From today, millions of Australians with student loans will see extra cash in their pay packets thanks to major changes to the HECS-HELP repayment system. The federal government has simplified the rules, lifted the repayment threshold, and introduced a fairer marginal repayment scheme — meaning more money stays in your pocket.
What’s Changing With HECS Repayments?
The old system forced graduates to pay a fixed percentage of their entire income once they passed the repayment threshold. Now, repayments only apply to the portion of income above the new minimum threshold.
New Repayment Thresholds for 2025–26
- Below $67,000 – No repayments required
- $67,000 – $125,000 – 15 cents per dollar above $67,000
- $125,001 – $179,285 – $8,700 plus 17 cents per dollar above $125,000
- $179,286 and over – 10% of total repayment income
This new marginal system replaces the 19 confusing brackets under the old scheme. Employers will start withholding the updated rates from September 24, 2025.
How Much Will You Save?
The new system means lower repayments for most Australians:
- Someone earning $70,000: about $1,300 in savings per year (~$50 per fortnight)
- Someone earning $80,000: about $850 saved annually
- The average debt holder: expected to save around $680 per year
Those earning below $67,000 won’t need to make compulsory repayments at all. High-income earners ($179,286+) will continue paying the same rate.
Extra Boost: 20% Student Debt Reduction
On top of repayment changes, the government has announced a 20% cut to all student loan balances that existed on June 1, 2025 (before indexation).
- No action is needed — the ATO will apply the reduction automatically.
- Most cuts will be processed before the end of 2025.
- Students and graduates with loans could see thousands wiped off their debt instantly.
Why Is This Happening?
Treasurer Jim Chalmers said the reforms are about easing financial pressure:
“We’re slashing student debt to ease pressure on young people and we’re making repayments fairer to help with the cost of living.”
Education Minister Jason Clare added:
“This will put money back in the pockets of young people when they really need it.”
Quick Summary of HECS Changes
- ✅ Repayment threshold lifted to $67,000
- ✅ New marginal repayment system (fairer, simpler)
- ✅ Average debt holder saves ~$680 per year
- ✅ 20% loan balance reduction in 2025
- ✅ Employers already applying new withholding rates
FAQs
1. When do the new HECS repayment rules start?
The new rates apply from September 24, 2025, with savings reflected in future tax returns.
2. Do I need to apply for the 20% loan reduction?
No.

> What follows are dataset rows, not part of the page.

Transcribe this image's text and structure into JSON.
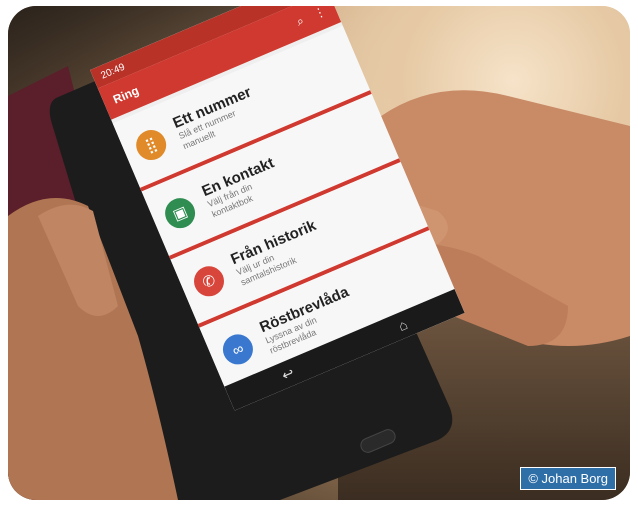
{
  "phone": {
    "time": "20:49",
    "app_title": "Ring",
    "icons": {
      "search": "search-icon",
      "menu": "more-vert-icon"
    },
    "items": [
      {
        "title": "Ett nummer",
        "subtitle": "Slå ett nummer manuellt",
        "icon": "keypad-icon",
        "color": "#e08a2a"
      },
      {
        "title": "En kontakt",
        "subtitle": "Välj från din kontaktbok",
        "icon": "contact-book-icon",
        "color": "#2f8d52"
      },
      {
        "title": "Från historik",
        "subtitle": "Välj ur din samtalshistorik",
        "icon": "call-history-icon",
        "color": "#d8453b"
      },
      {
        "title": "Röstbrevlåda",
        "subtitle": "Lyssna av din röstbrevlåda",
        "icon": "voicemail-icon",
        "color": "#3a78d0"
      }
    ],
    "nav": {
      "back": "back-icon",
      "home": "home-icon"
    }
  },
  "credit": "© Johan Borg",
  "colors": {
    "accent": "#d0392f",
    "credit_bg": "#2f6fa8"
  }
}
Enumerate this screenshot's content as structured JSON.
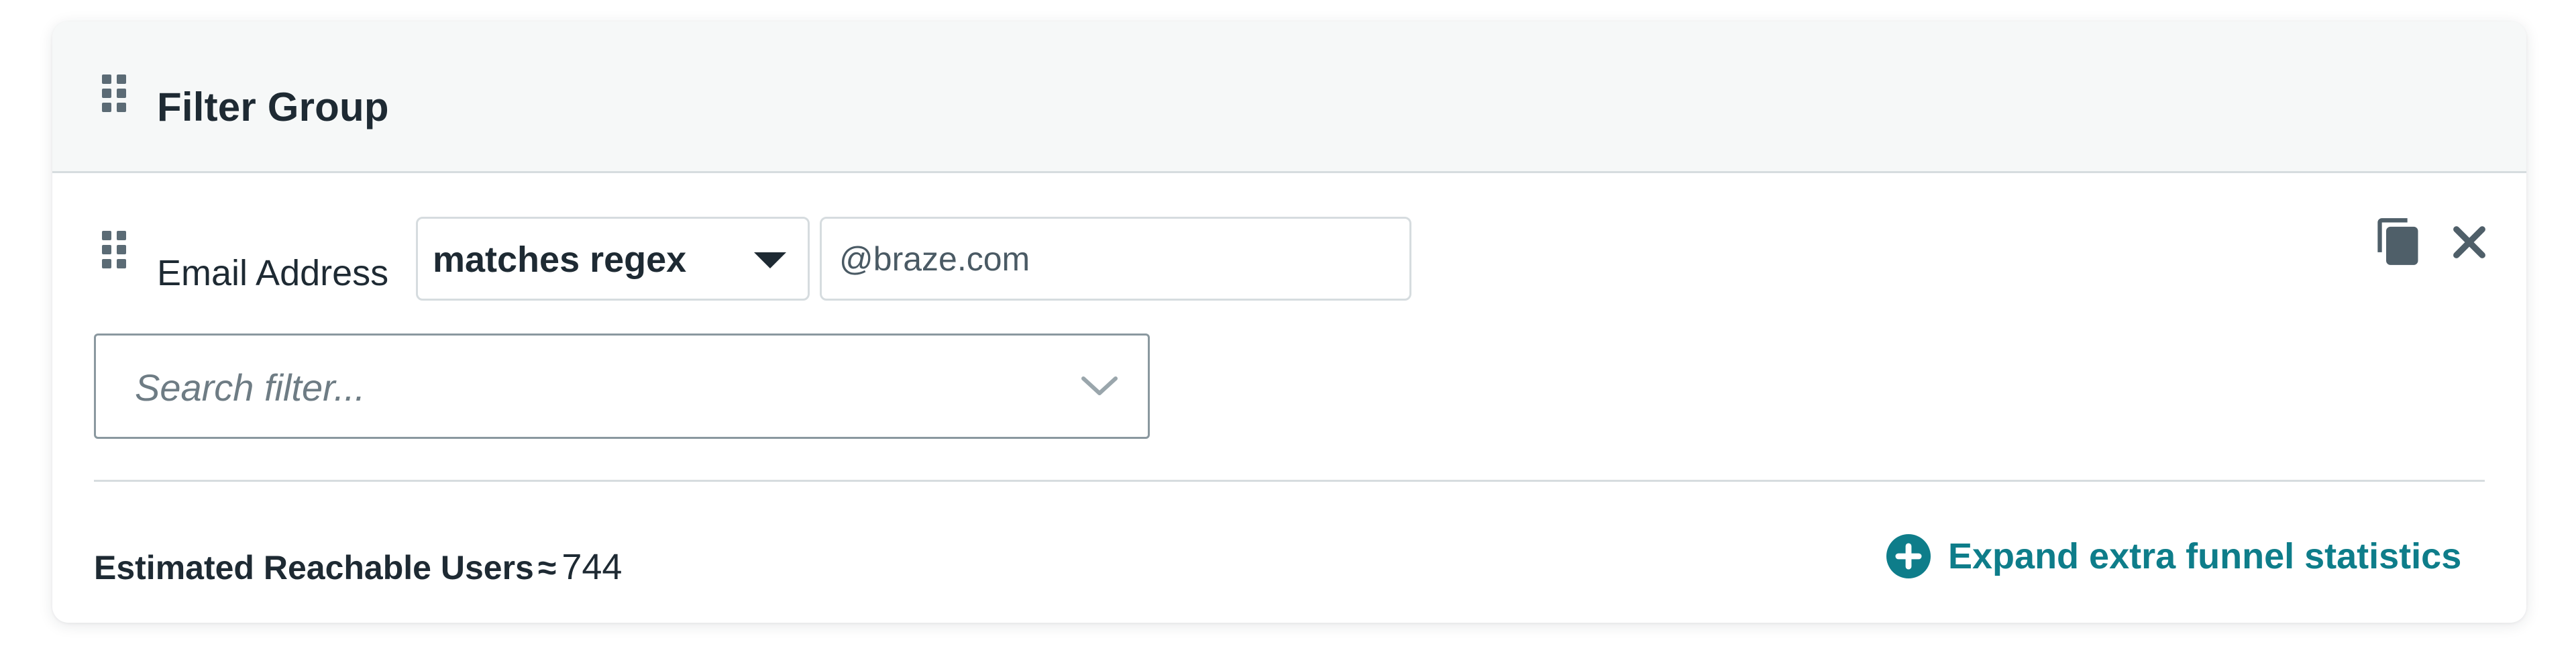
{
  "filter_group": {
    "title": "Filter Group"
  },
  "filter_row": {
    "field_label": "Email Address",
    "operator": {
      "selected": "matches regex"
    },
    "value_input": {
      "value": "@braze.com"
    }
  },
  "search_filter": {
    "placeholder": "Search filter..."
  },
  "footer": {
    "reach_label": "Estimated Reachable Users",
    "approx_symbol": "≈",
    "reach_value": "744",
    "expand_link_label": "Expand extra funnel statistics"
  },
  "colors": {
    "accent": "#0e7d8a",
    "text": "#1e2a33",
    "header_bg": "#f6f8f8",
    "border": "#d6dcdf"
  },
  "icons": {
    "drag_handle": "grip-vertical-icon",
    "dropdown": "caret-down-icon",
    "copy": "copy-icon",
    "close": "close-icon",
    "search_chevron": "chevron-down-icon",
    "expand": "plus-circle-icon"
  }
}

The ATO will apply it automatically and notify you.
3. What if I earn under $67,000?
You won’t have to make compulsory repayments.
4. Will high earners benefit?
People earning over $179,286 will pay the same rate as before.
5. Does this mean my debt won’t grow with indexation?
Indexation still applies, but the 20% one-off reduction and lower repayments will ease the burden.
Final Thoughts
For millions of Australians, these HECS changes mean real savings and a lighter financial load. With the threshold lifted, repayments fairer, and student loans cut by 20%, graduates will finally get to keep more of their hard-earned money.